Earthjustice submitted a request for informal review to ADEC on April 28 on behalf of Southeast Alaska Conservation Council (SEACC) based on the permitʼs failure to meet the antidegradation and anti-backsliding requirements of the Clean Water Act.

“The Clean Water Act requires us to strive to improve water quality, not degrade it. We’re glad to see that DEC recognized its errors and remanded the permit for another look,” says Kate Glover, a senior attorney at Earthjustice based in Juneau. “We hope the new permit will adhere to state and federal requirements and mandate that Niblack treat its wastewater and reduce — rather than increase — the contamination flowing into Moira Sound.”

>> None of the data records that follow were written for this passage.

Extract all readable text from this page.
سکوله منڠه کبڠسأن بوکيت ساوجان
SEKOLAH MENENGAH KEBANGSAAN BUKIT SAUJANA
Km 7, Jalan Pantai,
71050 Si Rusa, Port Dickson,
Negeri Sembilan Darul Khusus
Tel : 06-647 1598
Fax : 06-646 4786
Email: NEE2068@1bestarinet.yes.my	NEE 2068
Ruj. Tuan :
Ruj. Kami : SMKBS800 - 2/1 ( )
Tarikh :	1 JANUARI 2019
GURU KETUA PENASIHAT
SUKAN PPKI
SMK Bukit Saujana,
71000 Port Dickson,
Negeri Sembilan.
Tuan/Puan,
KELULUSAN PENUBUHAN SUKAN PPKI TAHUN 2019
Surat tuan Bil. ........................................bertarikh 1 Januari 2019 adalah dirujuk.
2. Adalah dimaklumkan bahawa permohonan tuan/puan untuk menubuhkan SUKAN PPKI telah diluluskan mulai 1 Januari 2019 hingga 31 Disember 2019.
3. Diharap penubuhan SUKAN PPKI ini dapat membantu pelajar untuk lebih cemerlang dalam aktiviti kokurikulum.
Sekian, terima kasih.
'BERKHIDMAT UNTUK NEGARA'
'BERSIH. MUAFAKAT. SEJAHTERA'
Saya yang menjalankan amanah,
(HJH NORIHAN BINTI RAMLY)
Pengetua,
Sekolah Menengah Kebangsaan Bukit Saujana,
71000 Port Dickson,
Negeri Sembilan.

ADEC will now have to reconsider the permit and issue a new decision, which will provide a new opportunity for public comment.

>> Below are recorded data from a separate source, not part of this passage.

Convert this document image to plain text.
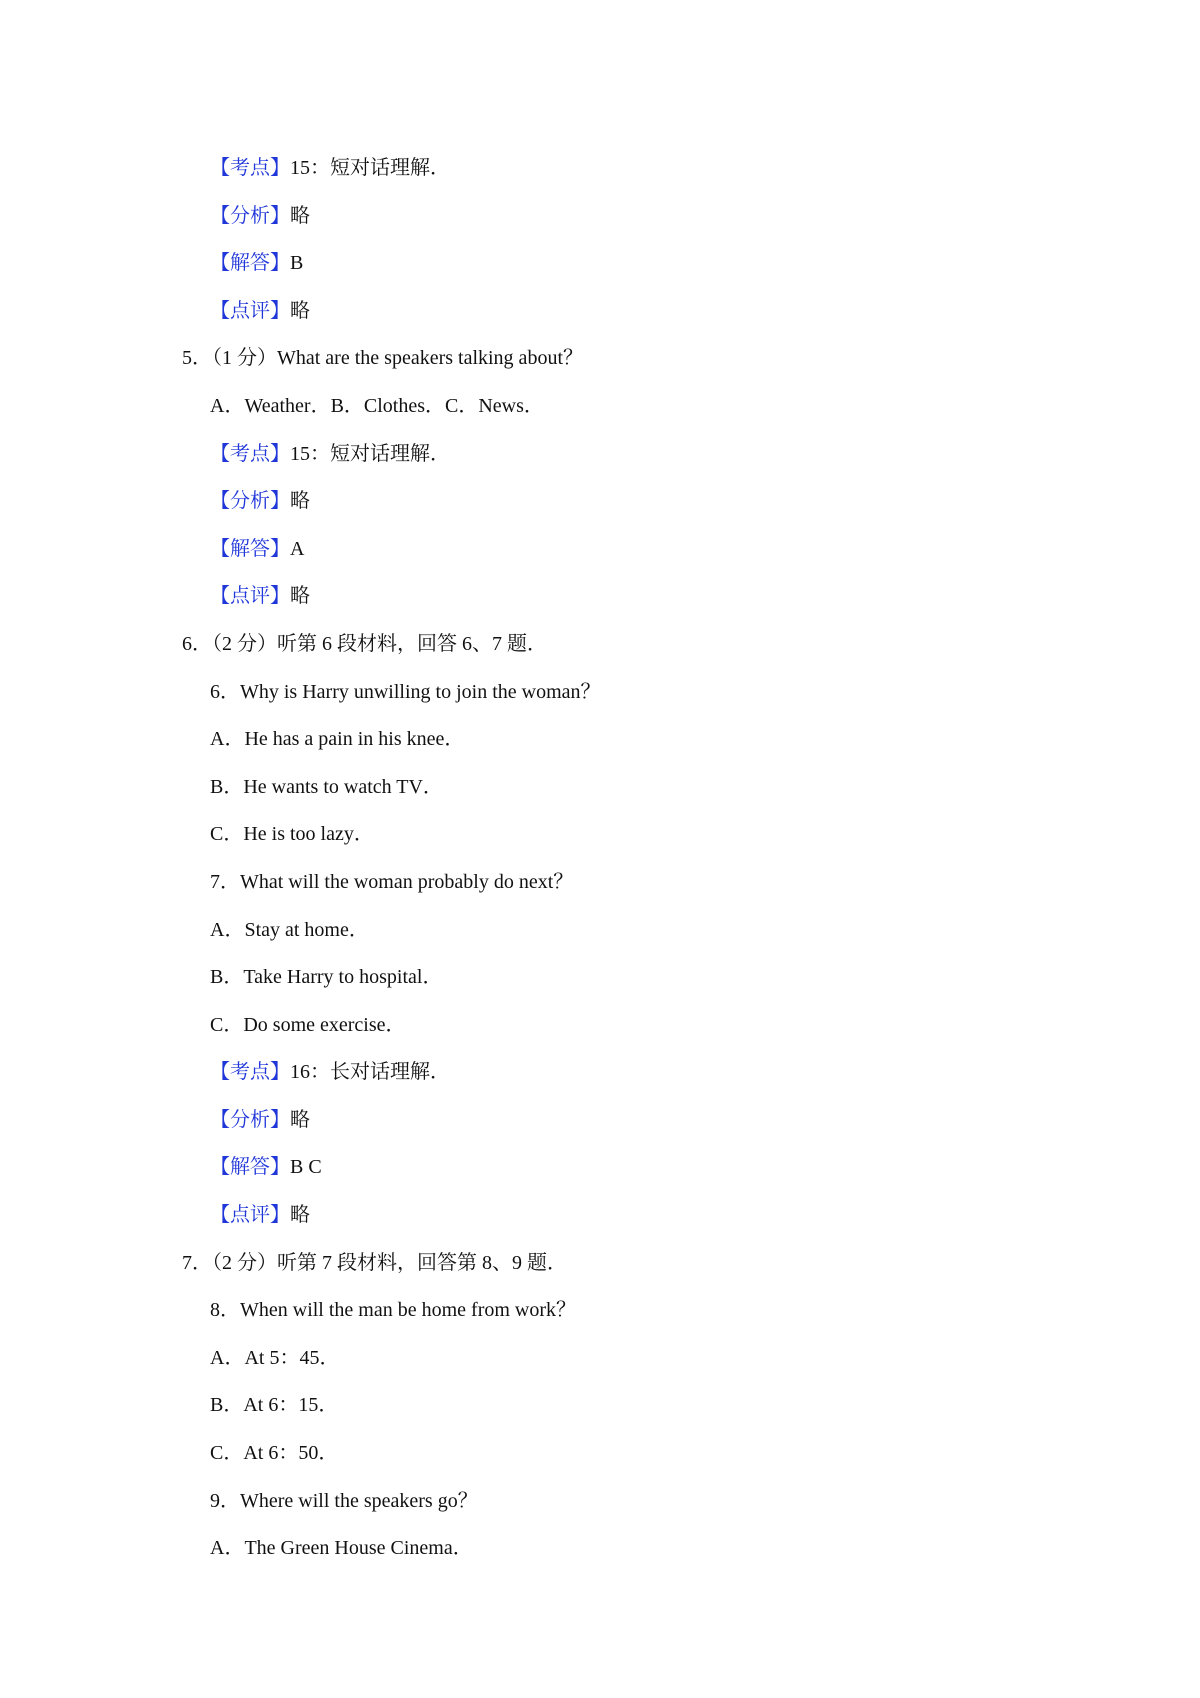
【考点】15：短对话理解．
【分析】略
【解答】B
【点评】略
5．（1 分）What are the speakers talking about？
A．Weather．B．Clothes．C．News．
【考点】15：短对话理解．
【分析】略
【解答】A
【点评】略
6．（2 分）听第 6 段材料，回答 6、7 题．
6．Why is Harry unwilling to join the woman？
A．He has a pain in his knee．
B．He wants to watch TV．
C．He is too lazy．
7．What will the woman probably do next？
A．Stay at home．
B．Take Harry to hospital．
C．Do some exercise．
【考点】16：长对话理解．
【分析】略
【解答】B C
【点评】略
7．（2 分）听第 7 段材料，回答第 8、9 题．
8．When will the man be home from work？
A．At 5：45．
B．At 6：15．
C．At 6：50．
9．Where will the speakers go？
A．The Green House Cinema．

“The remand of this permit back to the permit writers shows the importance of organizations like SEACC and Earthjustice keeping a close eye on DEC and holding them to account. The public will have the opportunity to review and comment on the revised permit,” says Aaron Brakel, SEACC’s Inside Passage Waters Program Manager. “The protection of fish habitat and commercial fishing grounds, including the Moira Sound sea cucumber fishery, is a fundamental Alaskan value, and this greatly expanded mixing zone is completely inappropriate.”

The Clean Water Act does not allow revised permits to contain effluent limitations which are less stringent than the comparable effluent limitations in the previous permit except under certain circumstances, which are not met in the Niblack permit.